Klimaschutzkonzepte in Offenburg
"An erster Stelle steht die Prävention", stellt der Leiter der Abteilung Stadtplanung und Stadtgestaltung, Leon Feuerlein, in Offenburg fest. "Der Offenburger Gemeinderat hat im Jahr 2012 ein Klimaschutzkonzept beschlossen. In vielen Bereichen werden seitdem Maßnahmen umgesetzt. Für das bisher Erreichte wurde Offenburg 2016 mit dem 'European Energy Award' ausgezeichnet."
Es sei genauso wichtig und notwendig neben dem Engagement im Klimaschutz, auf bereits eingetretene Klimaveränderungen zu reagieren.
"In der Stadtplanung sind vor allem Wetterextreme wie Hitzeperioden und Starkregenereignisse mit in die Planungsüberlegungen einzubeziehen", erklärt Feuerlein. So sollte Regenwasser möglichst weitgehend vor Ort zurückgehalten werden, so dass es nur gedrosselt in die Kanalisation abfließe und dort eine Überlastung vermieden werde. "Gründächer leisten hier gute Dienste", so Feuerlein. Freiflächen sollten möglichst wenig asphaltiert und versiegelt werden.
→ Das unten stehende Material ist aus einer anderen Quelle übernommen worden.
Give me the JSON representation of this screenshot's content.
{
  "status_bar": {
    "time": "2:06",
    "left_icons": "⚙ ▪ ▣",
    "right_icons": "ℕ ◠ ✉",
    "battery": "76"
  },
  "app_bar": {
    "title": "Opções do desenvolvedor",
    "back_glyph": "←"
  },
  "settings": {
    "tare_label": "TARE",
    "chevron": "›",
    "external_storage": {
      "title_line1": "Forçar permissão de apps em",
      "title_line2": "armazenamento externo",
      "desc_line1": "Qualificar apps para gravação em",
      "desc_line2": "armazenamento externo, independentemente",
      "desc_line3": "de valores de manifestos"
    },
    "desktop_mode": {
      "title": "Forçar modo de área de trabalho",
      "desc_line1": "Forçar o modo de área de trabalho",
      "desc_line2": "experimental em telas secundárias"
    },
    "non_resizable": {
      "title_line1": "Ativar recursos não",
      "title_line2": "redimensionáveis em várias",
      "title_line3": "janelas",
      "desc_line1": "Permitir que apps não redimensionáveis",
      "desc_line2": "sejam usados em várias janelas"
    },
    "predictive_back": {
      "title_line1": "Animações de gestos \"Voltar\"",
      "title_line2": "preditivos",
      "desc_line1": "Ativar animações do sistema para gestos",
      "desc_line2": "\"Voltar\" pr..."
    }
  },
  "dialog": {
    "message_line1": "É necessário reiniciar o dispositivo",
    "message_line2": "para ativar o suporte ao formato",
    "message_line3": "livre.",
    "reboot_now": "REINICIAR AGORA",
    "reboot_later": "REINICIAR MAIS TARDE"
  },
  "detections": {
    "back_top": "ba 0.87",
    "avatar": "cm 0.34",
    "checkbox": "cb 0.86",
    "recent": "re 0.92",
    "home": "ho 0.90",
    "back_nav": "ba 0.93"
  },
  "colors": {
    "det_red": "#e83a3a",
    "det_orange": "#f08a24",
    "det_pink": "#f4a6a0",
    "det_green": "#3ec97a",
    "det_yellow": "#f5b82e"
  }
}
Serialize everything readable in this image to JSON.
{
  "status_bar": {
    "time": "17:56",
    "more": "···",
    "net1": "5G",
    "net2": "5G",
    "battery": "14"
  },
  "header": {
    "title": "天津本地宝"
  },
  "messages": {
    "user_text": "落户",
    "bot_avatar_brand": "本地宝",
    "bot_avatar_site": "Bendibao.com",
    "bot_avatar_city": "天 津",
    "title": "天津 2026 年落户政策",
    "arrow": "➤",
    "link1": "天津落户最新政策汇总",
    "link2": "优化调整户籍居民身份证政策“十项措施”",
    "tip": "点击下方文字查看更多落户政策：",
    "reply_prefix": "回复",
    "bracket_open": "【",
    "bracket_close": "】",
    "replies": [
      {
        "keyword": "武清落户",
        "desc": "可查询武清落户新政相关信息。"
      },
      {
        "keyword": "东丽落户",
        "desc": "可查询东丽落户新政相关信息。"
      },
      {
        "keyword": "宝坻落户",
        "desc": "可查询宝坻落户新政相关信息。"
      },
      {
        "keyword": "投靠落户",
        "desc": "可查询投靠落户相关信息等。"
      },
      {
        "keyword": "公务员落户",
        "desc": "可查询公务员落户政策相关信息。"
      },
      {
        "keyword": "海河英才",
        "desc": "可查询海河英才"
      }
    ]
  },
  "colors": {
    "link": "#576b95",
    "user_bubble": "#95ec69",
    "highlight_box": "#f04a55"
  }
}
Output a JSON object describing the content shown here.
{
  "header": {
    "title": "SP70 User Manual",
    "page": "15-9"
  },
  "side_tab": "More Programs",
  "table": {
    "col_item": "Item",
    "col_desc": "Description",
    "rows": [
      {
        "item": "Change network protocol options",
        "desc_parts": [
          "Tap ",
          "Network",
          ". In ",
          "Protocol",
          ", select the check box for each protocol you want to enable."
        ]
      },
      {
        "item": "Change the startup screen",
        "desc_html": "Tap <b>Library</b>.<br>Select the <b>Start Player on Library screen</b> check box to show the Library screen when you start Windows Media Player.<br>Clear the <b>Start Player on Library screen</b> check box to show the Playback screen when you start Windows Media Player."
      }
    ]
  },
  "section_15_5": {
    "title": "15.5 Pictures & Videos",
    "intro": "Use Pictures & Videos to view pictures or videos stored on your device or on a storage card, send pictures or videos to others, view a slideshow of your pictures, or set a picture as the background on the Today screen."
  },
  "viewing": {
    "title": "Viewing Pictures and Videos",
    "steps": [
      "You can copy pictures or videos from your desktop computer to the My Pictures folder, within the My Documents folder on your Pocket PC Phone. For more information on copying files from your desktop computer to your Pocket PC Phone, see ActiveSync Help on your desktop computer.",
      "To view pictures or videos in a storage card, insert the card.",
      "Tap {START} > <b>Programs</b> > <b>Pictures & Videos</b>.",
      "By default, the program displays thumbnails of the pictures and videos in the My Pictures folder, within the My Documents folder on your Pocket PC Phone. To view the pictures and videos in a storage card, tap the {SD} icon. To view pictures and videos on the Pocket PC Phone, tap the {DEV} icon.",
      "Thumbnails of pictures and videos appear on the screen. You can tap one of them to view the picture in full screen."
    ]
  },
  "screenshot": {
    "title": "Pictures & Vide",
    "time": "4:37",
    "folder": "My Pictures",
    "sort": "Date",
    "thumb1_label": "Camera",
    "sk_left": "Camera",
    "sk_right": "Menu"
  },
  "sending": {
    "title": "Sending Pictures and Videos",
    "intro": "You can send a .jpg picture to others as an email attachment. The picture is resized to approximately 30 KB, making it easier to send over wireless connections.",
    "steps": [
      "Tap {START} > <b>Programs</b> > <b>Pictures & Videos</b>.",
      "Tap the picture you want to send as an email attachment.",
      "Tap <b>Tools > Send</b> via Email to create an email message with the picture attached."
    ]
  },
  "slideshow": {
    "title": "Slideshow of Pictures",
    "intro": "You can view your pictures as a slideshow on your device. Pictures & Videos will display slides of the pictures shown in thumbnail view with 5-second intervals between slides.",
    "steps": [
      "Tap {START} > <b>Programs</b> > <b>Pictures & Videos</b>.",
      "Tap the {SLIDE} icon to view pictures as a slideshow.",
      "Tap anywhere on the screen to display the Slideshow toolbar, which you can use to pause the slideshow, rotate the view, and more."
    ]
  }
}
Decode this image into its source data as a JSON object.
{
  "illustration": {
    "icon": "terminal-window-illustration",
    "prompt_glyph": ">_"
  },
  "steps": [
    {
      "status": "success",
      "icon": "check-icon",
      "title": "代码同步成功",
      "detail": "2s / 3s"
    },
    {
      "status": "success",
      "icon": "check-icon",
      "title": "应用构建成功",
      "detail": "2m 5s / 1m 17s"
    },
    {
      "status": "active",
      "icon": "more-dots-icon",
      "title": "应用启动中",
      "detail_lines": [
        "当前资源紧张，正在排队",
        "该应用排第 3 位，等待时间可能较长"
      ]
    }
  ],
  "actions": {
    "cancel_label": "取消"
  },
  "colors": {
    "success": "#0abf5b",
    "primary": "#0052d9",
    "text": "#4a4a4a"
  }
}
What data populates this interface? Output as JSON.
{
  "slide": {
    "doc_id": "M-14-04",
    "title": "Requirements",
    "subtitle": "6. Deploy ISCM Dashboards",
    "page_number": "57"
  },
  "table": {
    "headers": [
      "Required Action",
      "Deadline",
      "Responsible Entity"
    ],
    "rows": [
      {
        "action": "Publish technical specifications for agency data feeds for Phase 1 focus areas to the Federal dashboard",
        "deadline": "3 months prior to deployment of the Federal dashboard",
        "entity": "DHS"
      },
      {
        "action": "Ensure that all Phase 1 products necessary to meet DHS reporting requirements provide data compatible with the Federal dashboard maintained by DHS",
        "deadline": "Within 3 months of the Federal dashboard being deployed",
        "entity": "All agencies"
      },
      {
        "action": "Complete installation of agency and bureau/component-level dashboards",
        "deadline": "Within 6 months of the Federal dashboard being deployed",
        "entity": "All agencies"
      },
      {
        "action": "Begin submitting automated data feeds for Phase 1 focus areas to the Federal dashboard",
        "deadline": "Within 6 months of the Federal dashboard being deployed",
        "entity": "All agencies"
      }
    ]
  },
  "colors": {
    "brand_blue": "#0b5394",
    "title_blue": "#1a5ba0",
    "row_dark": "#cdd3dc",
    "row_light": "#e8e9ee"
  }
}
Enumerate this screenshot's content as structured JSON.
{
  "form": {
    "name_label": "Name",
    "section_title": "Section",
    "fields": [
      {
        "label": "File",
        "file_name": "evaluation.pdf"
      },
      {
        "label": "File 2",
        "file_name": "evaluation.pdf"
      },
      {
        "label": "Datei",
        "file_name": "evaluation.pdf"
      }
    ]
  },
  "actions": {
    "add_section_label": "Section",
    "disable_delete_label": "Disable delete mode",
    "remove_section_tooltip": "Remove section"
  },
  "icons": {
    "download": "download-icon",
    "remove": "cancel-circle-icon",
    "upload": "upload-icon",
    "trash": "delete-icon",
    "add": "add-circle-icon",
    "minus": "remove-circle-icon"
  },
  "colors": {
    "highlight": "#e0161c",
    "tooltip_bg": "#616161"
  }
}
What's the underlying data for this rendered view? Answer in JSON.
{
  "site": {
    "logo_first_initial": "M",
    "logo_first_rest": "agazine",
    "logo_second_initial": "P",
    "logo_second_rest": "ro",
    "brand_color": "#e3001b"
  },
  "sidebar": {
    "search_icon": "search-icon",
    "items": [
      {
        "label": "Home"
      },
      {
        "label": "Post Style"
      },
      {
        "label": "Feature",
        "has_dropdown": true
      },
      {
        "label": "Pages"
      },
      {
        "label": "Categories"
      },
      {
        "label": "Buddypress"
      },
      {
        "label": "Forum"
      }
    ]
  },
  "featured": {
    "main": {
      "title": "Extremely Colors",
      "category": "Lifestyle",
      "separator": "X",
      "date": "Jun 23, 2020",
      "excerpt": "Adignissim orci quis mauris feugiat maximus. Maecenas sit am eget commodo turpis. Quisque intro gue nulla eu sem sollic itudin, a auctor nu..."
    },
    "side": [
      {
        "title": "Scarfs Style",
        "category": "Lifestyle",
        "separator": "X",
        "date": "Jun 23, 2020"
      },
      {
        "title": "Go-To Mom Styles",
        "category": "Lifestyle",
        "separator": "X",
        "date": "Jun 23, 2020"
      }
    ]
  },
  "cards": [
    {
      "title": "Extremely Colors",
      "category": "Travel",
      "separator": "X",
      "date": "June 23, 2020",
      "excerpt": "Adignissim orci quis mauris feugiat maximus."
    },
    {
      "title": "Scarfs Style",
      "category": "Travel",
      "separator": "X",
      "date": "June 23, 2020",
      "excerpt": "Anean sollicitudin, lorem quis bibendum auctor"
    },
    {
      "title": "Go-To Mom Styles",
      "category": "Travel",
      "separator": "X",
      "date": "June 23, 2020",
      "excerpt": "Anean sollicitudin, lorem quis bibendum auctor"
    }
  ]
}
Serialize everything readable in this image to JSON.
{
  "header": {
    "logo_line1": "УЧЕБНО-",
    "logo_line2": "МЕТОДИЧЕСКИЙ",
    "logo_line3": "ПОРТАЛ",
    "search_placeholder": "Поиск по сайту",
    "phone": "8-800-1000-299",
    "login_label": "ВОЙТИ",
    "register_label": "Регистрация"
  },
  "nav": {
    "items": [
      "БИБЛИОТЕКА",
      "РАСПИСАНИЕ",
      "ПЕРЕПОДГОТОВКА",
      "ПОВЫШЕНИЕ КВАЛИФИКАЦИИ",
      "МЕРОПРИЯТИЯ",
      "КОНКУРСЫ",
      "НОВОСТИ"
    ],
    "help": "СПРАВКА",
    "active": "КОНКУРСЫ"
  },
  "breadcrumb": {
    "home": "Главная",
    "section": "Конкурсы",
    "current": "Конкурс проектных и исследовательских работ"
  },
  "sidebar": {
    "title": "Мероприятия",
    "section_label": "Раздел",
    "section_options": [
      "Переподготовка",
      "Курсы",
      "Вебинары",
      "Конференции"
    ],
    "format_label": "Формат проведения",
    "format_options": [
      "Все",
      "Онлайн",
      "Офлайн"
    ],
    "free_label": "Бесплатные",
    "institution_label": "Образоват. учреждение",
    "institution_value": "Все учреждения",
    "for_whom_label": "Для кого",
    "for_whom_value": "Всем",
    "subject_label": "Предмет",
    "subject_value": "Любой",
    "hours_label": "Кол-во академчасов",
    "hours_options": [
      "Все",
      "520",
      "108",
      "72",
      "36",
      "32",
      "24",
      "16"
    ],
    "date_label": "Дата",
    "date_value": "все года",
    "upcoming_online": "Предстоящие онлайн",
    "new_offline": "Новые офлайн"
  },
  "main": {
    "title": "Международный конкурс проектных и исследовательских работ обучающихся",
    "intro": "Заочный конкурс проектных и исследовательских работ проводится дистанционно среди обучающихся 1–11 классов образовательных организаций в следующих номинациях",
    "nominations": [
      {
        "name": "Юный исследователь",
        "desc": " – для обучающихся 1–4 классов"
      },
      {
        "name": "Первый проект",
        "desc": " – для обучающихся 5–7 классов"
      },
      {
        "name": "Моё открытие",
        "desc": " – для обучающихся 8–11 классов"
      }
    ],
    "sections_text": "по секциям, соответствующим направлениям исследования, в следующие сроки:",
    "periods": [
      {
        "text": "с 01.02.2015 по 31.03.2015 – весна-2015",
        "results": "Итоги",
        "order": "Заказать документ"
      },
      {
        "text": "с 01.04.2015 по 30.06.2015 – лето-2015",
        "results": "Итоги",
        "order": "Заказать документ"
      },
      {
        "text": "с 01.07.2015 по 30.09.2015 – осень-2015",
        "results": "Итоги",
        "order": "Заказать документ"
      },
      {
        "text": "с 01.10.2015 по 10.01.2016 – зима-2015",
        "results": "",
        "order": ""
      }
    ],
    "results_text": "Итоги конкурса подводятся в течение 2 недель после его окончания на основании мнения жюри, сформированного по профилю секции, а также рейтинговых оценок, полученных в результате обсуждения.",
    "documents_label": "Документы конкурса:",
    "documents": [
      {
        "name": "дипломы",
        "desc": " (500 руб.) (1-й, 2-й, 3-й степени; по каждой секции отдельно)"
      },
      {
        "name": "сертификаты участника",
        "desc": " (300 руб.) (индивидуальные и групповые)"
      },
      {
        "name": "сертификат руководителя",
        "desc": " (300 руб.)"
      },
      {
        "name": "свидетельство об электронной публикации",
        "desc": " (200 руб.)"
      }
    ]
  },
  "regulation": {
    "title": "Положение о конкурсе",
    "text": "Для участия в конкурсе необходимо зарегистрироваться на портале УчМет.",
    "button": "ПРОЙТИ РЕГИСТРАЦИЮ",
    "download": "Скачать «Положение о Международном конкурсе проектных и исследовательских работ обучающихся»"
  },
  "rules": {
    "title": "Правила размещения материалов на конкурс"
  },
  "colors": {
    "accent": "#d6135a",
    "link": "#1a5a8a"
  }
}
"Um einem Hitzestau entgegenzuwirken, ist es wichtig, Frischluftschneisen freizuhalten. In Offenburg ist hier vor allem der 'Kinzigtäler' von Bedeutung, also der Abendwind aus dem Kinzigtal. In den Landschaftsplan und Flächennutzungsplan sind diese Ziele eingeflossen", stellt der Stadtplaner fest. Es sei wichtig, Grünflächen in der Stadt zu erhalten und auszubauen, da diese als Kaltluftinseln wirkten. Bäume böten im Sommer Schatten und sollten daher sowohl im öffentlichen Straßenraum als auch auf privaten Grundstücken gepflanzt werden, durch begrünte Dächer könne mehr Grün in Baugebiete gebracht werden.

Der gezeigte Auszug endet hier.